Transitioning to a woman, loosing male privilege. 
“Since I was born, as far I can remember, I felt that I was a girl,” explains Lola Vásquez while sitting on a park bench in Jocotenango, Guatemala. “I referred to myself as a female. Obviously, I was scolded at home. Since I can remember, I’ve been a girl. Socially, it was imposed on me that I couldn’t be one; I was not allowed. At 33, I decided to transition.”

37-year old Lola Verónica Vásquez is now a stage actress known for her activism as a self-described spokesperson for the trans community in Guatemala, a group that faces several challenges in the tropical country. For instance, a census study conducted in 2015 found that 35% of trans women work in the sex industry where it is legal to offer sexual services, but it is illegal for customers to pay for them.
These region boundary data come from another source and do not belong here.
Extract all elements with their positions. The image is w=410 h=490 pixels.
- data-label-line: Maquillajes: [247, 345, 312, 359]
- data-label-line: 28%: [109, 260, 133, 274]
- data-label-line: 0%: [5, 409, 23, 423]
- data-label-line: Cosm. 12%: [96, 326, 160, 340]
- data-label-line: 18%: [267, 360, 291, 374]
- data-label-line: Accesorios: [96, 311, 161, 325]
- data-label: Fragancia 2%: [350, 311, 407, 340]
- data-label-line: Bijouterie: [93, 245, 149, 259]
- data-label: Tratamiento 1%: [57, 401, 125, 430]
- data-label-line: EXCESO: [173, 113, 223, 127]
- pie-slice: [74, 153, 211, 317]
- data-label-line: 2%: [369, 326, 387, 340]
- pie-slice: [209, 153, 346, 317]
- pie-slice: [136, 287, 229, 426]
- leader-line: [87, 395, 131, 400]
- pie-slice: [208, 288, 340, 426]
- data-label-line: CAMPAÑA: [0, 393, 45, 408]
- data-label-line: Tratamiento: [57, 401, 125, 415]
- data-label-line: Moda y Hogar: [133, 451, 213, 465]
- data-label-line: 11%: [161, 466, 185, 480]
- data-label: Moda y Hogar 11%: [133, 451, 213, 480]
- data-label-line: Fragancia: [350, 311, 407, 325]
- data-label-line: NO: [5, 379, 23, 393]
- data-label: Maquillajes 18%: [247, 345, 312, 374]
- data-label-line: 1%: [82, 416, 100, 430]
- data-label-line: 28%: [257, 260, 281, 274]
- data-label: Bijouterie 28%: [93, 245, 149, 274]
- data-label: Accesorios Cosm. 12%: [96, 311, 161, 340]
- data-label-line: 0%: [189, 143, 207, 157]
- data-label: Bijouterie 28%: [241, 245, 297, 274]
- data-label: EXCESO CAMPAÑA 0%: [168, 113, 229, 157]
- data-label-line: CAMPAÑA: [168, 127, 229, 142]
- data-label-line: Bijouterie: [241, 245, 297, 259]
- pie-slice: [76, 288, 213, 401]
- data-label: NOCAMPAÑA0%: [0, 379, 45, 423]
That same study found that 61% of trans women don’t have an income above the local minimum wage (388 USD per month) while the cost of living according to Guatemala’s National Institute of Statistics is of 1063.41 USD per family of four. 

There are around 4,840 trans women living in Guatemala, and 99% of those in a relationship are with a male partner. However, many of these relationships can be subject to domestic violence. Such was the case of Ms. Vásquez:

“When I transitioned into a woman, I was hoping I’d find a boyfriend. You know, what a normal Guatemalan girl wants: to be together with someone, to work and to live happily ever after. But, no. It didn’t happen that way,” she recalls. “On the contrary, I lived through violence with him.”

According to Ms. Vásquez, she was living the underside of the relationship experience she had hoped for: she was subjected to machismo. Her partner had a strong problem of drug and alcohol abuse, and he would often force her into submission via death threats with handguns and machetes. She eventually left him.

“What I wanted was a man, but thanks to all my fellow women, I learned about feminism,” Ms. Vásquez explains. “Now, if you tell me to submit to a man, I would never do I again.”

Trans people in Guatemala cannot legally choose their gender. There was a law initiative introduced on February 22, 2018 so that they would be able to do so, but it was eventually dismissed on August 31, 2018 by the Commission of Legislation and Constitutional Points, which is led by Fernando Linares Beltranena, a far-right congressman, and several other rightwing legislators who control the commission.

On top of that, an older law initiative with several points that would be detrimental to the LGTBQIA community in Guatemala began gaining traction. The initiative called “Ley Para La Protección de la Vida y la Familiia” (Law for the Protection of Life and Family) was originally introduced in April 2017, and it is kept as a threat of sorts for political leverage. As of now, it has passed two readings in congress, but it still hasn’t been dismissed despite the fact that it limits the rights of people and criminalizes abortion in a country where the practice is already illegal. Some other points of the initiative make marriage between same-sex couples explicitly illegal, and forbid the possibility of a domestic partnership.       

The most controversial provision of the initiative would protect discrimination against the LGTBQIA community under the law by stating that “every person has the right to freedom of conscience and speech, a right that implies that one is not obligated to accept as normal the conducts and practices of non-heterosexuals. No person could be prosecuted criminally by not accepting sexual diversity and/or gender ideology as normal, so long as they do not attempt against the life, integrity and dignity of people or groups that manifest conducts and practices that diverge from those in heterosexuality.”

The type of discrimination that would be allowed is not necessarily outspoken bigotry, but rather the slow drip of unjust or prejudicial treatment that affects the lives of those “living outside the norm” on a daily basis, something all-too-familiar for Lola Vásquez. 

“I’m empowered and went to the IGSS, Guatemala’s Social Security, not too long ago because I suffered an injury on my finger,” Ms. Vásquez relates. “I have a legal name, I changed my name. I have a legal document that backs that, but on the part where it says ‘sex’ it still says I’m a male. The doctor, when he saw that, was resistant to treat me.”

“I was telling him that my name is Lola, but he was resisting by calling me Lalo,” she continues. “That’s the barrier he was putting on me: even though he saw my documents, my identity and saw that I am physically a woman, for him, my name is Lalo and he screamed it that way. So, imagine how, if those things that happen to me, an empowered woman who knows her rights and how to defend herself and is a spokesperson for many trans women… picture a girl from the countryside, how must she be treated?”

As right-wing populists continue rising to positions of political power and influence in Guatemala, the fight for gender equality seems to have stopped altogether, and the Law for Protection of Life and Family, also known as Law 5272, hangs over the LGTBQIA community as a major threat. Still, for most, the largest risk of being a trans woman in Guatemala for some lies on just being a female in the country with the second highest rate of gender inequality in Latin America.

“At the moment of my transition, when I became a woman, I degraded myself socially by becoming one,” says Ms. Vásquez. “I live through marginalization every day. I see it in the way people treat me, and when they refuse to accept the fact that I am a woman.”